Mit moderner Lasertechnik, die selbst dichte Baumkronen durchdringen kann, haben Wissenschaftler der Universität Helsinki insgesamt 432 Erdwerke einer längst vergessenen Zivilisation im Amazonasgebiet entdeckt. 396 dieser Bauwerke waren der Forschung bisher völlig unbekannt.
Die geometrischen Strukturen befinden sich im heutigen Brasilien, unweit der Grenze zu Bolivien und Peru am Oberlauf des Rio Purus. Die Forscher scannten eine Fläche von fast 4.500 Quadratkilometern.
Laut Spektrum der Wissenschaft könnten hochgerechnet auf das gesamte Siedlungsgebiet bis zu 30.000 solcher Erdwerke allein im südwestlichen Amazonasgebiet existieren. Diese Zahl hatte man zuvor für ganz Amazonien angenommen.
Die Wissenschaftler schätzen, dass rund 1,25 bis 3 Millionen Menschen in der untersuchten Region gelebt haben dürften. Diese Entdeckungen haben die Vorstellungen der Fachwelt von der menschlichen Besiedlung des tropischen Südamerikas fundamental verändert.

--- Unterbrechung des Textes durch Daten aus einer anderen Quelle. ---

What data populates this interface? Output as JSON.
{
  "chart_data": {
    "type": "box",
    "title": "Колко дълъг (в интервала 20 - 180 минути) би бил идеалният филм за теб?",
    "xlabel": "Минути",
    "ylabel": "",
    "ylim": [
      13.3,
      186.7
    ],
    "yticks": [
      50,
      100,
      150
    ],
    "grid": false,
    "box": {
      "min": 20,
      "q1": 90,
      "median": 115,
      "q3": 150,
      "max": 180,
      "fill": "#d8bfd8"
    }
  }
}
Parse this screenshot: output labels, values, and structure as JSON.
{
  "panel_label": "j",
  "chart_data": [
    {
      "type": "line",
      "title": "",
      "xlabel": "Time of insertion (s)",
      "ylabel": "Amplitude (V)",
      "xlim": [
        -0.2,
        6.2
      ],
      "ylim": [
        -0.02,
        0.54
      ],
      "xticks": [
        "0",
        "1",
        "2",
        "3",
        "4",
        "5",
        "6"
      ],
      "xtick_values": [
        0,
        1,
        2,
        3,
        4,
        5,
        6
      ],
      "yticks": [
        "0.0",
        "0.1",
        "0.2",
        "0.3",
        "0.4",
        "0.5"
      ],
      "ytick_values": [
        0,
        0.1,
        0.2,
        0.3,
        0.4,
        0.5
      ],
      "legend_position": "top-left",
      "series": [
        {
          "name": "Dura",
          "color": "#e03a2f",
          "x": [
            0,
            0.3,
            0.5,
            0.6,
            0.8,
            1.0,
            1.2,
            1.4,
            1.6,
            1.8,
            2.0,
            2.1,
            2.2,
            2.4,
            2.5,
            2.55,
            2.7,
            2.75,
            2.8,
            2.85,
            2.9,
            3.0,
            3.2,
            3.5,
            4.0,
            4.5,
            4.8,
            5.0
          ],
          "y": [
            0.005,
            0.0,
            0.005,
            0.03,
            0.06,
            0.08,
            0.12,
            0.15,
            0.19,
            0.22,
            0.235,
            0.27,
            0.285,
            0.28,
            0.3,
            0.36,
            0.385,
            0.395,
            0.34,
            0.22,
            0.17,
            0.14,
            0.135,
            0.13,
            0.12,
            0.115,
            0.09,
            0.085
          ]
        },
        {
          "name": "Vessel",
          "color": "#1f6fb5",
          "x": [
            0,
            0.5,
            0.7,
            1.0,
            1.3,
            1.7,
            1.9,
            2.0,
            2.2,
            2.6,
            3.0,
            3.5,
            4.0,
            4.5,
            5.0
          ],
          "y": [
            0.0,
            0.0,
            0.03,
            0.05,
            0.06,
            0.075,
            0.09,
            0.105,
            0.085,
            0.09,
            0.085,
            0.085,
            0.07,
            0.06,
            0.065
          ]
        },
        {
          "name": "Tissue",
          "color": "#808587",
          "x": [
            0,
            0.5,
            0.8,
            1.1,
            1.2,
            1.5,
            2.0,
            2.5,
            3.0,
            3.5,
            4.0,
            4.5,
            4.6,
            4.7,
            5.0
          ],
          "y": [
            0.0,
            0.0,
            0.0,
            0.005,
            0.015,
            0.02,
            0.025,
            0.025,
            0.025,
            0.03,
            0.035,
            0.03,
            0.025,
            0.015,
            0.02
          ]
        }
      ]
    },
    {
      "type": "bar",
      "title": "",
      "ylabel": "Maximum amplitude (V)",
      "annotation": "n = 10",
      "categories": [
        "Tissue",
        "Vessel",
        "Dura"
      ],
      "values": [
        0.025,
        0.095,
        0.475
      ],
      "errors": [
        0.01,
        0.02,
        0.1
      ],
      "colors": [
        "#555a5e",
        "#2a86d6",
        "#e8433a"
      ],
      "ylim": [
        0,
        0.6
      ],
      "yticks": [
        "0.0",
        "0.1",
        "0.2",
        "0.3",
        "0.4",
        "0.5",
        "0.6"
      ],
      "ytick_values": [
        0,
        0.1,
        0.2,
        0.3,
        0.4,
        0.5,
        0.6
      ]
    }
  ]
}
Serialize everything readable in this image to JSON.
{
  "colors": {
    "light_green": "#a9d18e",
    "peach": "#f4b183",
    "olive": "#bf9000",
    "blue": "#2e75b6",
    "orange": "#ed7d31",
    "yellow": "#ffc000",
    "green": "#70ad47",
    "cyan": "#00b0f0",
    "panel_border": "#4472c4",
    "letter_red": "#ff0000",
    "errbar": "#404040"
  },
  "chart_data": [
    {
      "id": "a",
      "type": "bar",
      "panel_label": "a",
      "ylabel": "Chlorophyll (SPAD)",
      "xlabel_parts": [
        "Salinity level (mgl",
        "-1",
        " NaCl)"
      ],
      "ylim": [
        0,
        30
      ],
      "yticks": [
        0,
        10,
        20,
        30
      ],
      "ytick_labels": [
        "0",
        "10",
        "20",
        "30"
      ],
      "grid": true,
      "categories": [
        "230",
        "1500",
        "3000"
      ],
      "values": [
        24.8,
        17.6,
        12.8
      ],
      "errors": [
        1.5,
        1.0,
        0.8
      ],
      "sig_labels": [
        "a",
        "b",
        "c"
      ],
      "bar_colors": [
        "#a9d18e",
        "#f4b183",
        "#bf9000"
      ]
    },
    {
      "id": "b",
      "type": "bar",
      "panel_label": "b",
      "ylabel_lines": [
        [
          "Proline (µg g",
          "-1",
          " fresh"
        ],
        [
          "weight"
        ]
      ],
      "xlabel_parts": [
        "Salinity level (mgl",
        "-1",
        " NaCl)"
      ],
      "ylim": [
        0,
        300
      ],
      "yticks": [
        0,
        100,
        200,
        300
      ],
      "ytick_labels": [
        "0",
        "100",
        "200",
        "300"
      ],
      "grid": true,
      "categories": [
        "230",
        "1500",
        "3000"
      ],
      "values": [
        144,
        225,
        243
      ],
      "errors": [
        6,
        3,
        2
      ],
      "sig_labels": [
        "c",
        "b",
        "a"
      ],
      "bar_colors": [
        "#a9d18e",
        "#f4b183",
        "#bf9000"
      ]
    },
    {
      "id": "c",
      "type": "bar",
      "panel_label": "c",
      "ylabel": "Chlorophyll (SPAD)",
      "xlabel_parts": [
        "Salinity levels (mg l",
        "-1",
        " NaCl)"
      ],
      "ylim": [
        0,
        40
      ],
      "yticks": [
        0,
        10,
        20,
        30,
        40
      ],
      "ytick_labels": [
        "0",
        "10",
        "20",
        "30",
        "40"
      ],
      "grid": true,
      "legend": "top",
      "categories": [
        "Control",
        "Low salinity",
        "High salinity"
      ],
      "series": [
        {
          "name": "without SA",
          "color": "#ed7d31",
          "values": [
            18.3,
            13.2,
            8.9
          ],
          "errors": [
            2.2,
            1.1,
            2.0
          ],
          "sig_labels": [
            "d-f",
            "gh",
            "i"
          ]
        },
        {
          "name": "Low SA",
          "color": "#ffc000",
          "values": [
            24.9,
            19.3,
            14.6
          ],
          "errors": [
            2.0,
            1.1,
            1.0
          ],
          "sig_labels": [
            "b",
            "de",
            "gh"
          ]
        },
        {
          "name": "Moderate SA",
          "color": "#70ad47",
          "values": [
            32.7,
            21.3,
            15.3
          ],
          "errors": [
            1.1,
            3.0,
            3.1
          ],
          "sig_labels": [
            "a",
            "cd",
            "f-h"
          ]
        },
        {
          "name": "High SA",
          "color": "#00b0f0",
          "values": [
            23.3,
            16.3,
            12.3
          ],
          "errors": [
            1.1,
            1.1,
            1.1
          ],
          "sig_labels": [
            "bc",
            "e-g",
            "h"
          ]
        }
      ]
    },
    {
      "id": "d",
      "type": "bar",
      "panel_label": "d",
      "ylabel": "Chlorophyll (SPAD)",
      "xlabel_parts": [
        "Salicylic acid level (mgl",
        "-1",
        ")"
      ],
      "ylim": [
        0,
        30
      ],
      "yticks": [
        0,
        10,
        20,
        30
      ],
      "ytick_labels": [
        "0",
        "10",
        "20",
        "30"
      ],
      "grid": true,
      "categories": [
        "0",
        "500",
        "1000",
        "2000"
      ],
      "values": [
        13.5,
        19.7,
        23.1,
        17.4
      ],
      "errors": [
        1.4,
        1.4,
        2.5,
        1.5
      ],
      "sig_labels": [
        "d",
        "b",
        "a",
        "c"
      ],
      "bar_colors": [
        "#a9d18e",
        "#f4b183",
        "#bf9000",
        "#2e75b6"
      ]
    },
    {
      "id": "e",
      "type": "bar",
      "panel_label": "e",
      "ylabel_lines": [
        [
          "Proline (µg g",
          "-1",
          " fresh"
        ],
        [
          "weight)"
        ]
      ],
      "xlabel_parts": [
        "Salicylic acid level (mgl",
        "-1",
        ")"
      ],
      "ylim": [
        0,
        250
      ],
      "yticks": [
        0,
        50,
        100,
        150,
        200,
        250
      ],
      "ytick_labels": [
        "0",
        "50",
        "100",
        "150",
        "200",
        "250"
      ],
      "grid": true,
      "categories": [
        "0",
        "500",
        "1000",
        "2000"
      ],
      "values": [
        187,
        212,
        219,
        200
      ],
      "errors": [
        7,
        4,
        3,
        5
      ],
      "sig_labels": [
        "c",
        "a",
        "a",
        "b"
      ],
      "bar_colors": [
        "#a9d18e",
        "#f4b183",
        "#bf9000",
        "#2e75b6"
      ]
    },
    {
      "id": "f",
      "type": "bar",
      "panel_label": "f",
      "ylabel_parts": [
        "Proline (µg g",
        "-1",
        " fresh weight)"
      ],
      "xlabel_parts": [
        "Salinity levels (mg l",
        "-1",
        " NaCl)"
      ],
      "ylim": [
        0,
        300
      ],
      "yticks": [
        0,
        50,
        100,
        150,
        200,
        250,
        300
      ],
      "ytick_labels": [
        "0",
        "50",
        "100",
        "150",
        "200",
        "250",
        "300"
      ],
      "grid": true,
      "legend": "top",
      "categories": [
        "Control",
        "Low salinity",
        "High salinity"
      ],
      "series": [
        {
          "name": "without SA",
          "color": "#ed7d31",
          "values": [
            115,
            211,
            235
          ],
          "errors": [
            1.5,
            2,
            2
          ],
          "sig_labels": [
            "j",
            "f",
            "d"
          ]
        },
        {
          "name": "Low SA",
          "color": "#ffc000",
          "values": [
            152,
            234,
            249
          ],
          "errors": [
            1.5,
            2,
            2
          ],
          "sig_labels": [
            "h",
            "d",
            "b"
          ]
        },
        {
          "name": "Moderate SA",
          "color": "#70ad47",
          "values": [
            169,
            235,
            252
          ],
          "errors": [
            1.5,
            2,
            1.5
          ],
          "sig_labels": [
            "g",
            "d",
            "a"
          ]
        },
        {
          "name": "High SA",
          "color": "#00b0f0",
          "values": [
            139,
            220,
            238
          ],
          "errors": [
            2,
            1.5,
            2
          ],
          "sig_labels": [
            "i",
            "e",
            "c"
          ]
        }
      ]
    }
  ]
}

Die Erbauer werden von den Forschern als "Aquiry-Zivilisation" bezeichnet. Den Höhepunkt dieser Kultur datieren die Wissenschaftler auf die Zeit vom 2. bis zum 4. Jahrhundert. Die geometrisch geformten Erdwerke wurden vermutlich bei zeremoniellen oder politischen Versammlungen genutzt.
Dass die indigene Besiedlung Amazoniens sich in den vergangenen Jahrhunderten auf kleine Gruppen beschränkte, führen Experten auf eingeschleppte Krankheiten der Europäer zurück. Sie dezimierten die Einwohnerschaft und zwangen sie, ihre kulturellen Zentren aufzugeben.